Non si registrano invece grosse variazioni nell’articolo dedicato a bonifica e rigenerazione urbana del “comprensorio Bagnoli-Coroglio”, un intervento su norme che nel corso degli anni, ad avviso di alcuni, avrebbero rallentato le operazioni di bonifica e vendita dei suoli, mentre per altri avrebbero costituito l’unico ostacolo capace di arginare le mire speculative e la disastrosa gestione delle operazioni, di cui anche la magistratura si è interessata e continua a interessarsi. L’articolo 33, in sostanza, è un elenco di deroghe e concessioni di cui il Commissario straordinario, nominato dal governo, avrà la possibilità di usufruire per portare a termine il proprio compito: da quelle che sottraggono alle regioni le competenze in materia urbanistica, fino a quelle sul Codice dell’ambiente, che svincolano il Commissario e il Soggetto attuatore dall’autorità del ministero, dovendo rispondere invece solo a quella del presidente del consiglio; da quelle sulla nomina dello stesso Soggetto attuatore (senza chiara procedura di evidenza pubblica) fino a quelle che favoriscono gli incrementi di cubature rispetto agli strumenti urbanistici vigenti; da quelle che indicono una semplice conferenza di servizi quale luogo deputato all’ascolto dei pareri e degli assensi previsti dalla legge sul piano (in caso di mancato accordo deciderà comunque il Consiglio dei ministri) fino a quelle che rendono carta straccia la Variante al piano regolatore del 1998 e il Piano urbanistico attuativo per Coroglio del 2005. I due provvedimenti, per intenderci, che garantivano la presenza di un parco verde di oltre cento ettari e di un litorale inedificabile da restituire alla balneazione, oltre che di un piccolo approdo per barche che viene invece sostituito (nella bozza del decreto lo si diceva esplicitamente) da un grande e inquinante porto turistico.

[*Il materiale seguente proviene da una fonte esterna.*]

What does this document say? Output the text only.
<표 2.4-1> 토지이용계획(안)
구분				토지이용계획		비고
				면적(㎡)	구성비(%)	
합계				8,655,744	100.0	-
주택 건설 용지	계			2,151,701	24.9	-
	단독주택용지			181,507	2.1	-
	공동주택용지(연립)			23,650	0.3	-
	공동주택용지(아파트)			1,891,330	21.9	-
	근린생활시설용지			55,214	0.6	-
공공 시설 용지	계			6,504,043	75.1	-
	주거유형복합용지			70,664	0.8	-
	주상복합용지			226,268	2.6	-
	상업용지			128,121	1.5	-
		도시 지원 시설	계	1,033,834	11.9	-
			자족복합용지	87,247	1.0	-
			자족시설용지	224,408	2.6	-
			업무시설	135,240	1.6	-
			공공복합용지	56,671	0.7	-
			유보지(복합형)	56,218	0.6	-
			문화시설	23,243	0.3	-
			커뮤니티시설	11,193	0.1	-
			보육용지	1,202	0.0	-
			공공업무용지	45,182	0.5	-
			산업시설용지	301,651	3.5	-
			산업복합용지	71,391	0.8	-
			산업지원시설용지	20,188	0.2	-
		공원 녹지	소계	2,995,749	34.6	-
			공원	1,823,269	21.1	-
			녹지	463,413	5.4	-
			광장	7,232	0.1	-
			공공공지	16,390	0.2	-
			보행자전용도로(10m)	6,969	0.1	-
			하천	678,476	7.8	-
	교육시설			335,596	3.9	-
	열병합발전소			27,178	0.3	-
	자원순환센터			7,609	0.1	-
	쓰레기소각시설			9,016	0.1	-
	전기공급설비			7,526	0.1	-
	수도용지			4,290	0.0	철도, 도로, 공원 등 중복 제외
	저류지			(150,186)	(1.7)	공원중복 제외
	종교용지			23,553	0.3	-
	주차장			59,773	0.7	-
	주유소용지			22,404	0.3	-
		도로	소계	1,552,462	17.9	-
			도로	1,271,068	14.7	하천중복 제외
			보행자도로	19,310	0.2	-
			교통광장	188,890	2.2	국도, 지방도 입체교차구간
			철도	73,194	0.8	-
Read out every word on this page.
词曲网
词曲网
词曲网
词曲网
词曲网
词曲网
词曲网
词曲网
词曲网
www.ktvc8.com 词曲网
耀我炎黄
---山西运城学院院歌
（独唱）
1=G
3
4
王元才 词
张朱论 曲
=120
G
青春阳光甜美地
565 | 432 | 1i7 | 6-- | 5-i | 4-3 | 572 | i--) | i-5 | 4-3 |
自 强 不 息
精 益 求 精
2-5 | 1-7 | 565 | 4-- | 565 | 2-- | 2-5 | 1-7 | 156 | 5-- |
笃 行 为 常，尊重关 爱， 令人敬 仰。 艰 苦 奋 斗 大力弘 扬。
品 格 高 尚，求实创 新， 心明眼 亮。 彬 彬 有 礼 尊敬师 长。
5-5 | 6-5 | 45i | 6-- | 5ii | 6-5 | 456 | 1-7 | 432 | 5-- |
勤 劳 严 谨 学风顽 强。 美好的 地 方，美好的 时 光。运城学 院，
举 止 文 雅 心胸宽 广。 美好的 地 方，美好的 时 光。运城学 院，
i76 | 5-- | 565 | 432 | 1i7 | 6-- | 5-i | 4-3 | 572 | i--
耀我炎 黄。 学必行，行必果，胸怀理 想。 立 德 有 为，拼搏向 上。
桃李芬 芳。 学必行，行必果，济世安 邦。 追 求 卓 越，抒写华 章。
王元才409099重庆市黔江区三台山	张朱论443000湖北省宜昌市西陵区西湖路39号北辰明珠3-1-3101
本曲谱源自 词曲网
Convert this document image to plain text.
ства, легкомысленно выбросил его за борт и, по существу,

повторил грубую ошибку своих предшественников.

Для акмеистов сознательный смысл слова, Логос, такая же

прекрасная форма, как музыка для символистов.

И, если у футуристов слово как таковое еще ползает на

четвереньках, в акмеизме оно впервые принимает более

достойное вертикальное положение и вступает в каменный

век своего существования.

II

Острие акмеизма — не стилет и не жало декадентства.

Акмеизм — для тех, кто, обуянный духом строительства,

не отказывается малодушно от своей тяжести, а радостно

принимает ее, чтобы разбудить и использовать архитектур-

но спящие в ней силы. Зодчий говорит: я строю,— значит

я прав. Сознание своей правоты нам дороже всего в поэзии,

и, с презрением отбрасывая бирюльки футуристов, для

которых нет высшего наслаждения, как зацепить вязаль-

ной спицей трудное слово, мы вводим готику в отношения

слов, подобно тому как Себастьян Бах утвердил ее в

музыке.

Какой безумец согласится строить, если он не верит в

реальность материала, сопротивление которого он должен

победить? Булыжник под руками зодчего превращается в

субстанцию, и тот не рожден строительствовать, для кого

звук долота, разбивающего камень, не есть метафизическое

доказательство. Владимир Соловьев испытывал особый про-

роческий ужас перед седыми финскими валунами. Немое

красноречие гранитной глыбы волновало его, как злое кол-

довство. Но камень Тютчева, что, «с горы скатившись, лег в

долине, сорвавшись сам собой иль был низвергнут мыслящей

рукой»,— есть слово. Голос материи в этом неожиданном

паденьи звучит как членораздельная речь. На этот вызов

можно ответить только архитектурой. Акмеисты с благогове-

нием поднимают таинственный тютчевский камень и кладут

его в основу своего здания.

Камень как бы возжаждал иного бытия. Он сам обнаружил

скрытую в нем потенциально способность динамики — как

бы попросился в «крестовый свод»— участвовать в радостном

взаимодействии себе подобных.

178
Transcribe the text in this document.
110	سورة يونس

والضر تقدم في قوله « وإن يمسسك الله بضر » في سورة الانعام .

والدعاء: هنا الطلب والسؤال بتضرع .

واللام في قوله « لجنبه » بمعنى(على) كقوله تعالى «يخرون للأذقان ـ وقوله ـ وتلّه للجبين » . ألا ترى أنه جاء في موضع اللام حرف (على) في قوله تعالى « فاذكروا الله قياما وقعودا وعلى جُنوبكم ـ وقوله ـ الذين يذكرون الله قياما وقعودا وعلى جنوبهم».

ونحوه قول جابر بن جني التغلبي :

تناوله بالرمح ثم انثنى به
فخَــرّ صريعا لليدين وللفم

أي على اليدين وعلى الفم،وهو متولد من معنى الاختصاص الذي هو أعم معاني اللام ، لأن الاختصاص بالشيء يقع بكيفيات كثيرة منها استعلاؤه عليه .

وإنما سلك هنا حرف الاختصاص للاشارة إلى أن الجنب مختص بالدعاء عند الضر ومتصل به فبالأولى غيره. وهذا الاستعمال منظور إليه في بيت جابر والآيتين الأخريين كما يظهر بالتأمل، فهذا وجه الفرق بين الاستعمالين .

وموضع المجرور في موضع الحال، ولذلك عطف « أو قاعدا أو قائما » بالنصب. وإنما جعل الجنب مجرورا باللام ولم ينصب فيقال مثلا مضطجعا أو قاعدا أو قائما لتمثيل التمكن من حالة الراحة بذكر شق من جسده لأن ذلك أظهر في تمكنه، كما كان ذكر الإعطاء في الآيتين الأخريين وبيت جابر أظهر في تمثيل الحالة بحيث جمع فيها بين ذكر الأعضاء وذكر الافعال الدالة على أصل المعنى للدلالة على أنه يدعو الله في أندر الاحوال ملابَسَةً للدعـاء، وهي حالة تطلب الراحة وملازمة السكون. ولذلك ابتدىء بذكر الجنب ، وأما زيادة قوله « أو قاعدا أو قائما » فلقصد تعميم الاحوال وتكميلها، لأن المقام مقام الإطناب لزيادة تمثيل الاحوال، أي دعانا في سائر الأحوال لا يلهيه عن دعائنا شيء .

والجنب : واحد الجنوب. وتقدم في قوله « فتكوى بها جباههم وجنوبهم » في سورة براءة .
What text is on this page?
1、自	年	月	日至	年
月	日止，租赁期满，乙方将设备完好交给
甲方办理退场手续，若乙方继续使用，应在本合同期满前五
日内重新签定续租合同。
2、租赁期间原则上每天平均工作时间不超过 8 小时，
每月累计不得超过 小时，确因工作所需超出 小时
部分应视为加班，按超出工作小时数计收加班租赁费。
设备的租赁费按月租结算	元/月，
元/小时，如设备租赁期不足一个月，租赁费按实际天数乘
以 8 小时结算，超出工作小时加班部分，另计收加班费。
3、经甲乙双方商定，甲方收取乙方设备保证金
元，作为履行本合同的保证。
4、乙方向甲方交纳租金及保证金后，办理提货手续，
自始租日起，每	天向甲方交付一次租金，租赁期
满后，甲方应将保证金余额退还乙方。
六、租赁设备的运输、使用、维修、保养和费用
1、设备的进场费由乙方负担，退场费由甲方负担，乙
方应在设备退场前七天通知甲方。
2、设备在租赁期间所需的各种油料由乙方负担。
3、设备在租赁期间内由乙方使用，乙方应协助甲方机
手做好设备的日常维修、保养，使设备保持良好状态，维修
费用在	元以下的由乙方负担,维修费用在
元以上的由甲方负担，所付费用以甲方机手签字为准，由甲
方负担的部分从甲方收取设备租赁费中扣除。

Si tratta, insomma, di concessioni che renderanno nulle le possibilità di controllo sulla bonifica e la riqualificazione dell’area ovest da parte di tutte quelle istituzioni che non siano il governo, che avoca a sé la guida e il controllo assoluto (detto per inciso, dalla dubbia costituzionalità) delle operazioni. Il rischio è l’inaugurazione di una stagione di speculazione finanziaria e immobiliare di enorme portata, guidata dai privati, che costituiranno parte integrante del Soggetto attuatore, oltre che, con buone probabilità, dagli stessi enti che hanno inquinato: è il caso di Fintecna, società erede dell’ex IRI, che in considerazione della scrittura del provvedimento si candida prepotentemente a svolgere questo ruolo. Una società che non ha mai completato le operazioni di bonifica che gli spettavano, ha venduto i suoli a BagnoliFutura ricevendo un acconto di dieci milioni di euro e che oggi ne pretende altri sessanta, pur essendosi recentemente rifiutata, nonostante un provvedimento emesso dal Comune, di rimuovere la colmata a mare (operazione che avrebbe avuto tempo e soldi per effettuare negli ultimi venti anni). Il tutto su un’area che non è quella di Interesse Nazionale definita nel 2014 – da “soli” duecentocinquanta ettari –, ma quella tracciata nel 2001 – dove gli ettari sono mille! – e che comprende, oltre ai terreni ex industriali, gli interi quartieri di Bagnoli, Cavalleggeri e la conca di Agnano, comprendenti aree pregiate già oggetto di mire speculative di vario genere, quali la collina di San Laise e il collegio Ciano.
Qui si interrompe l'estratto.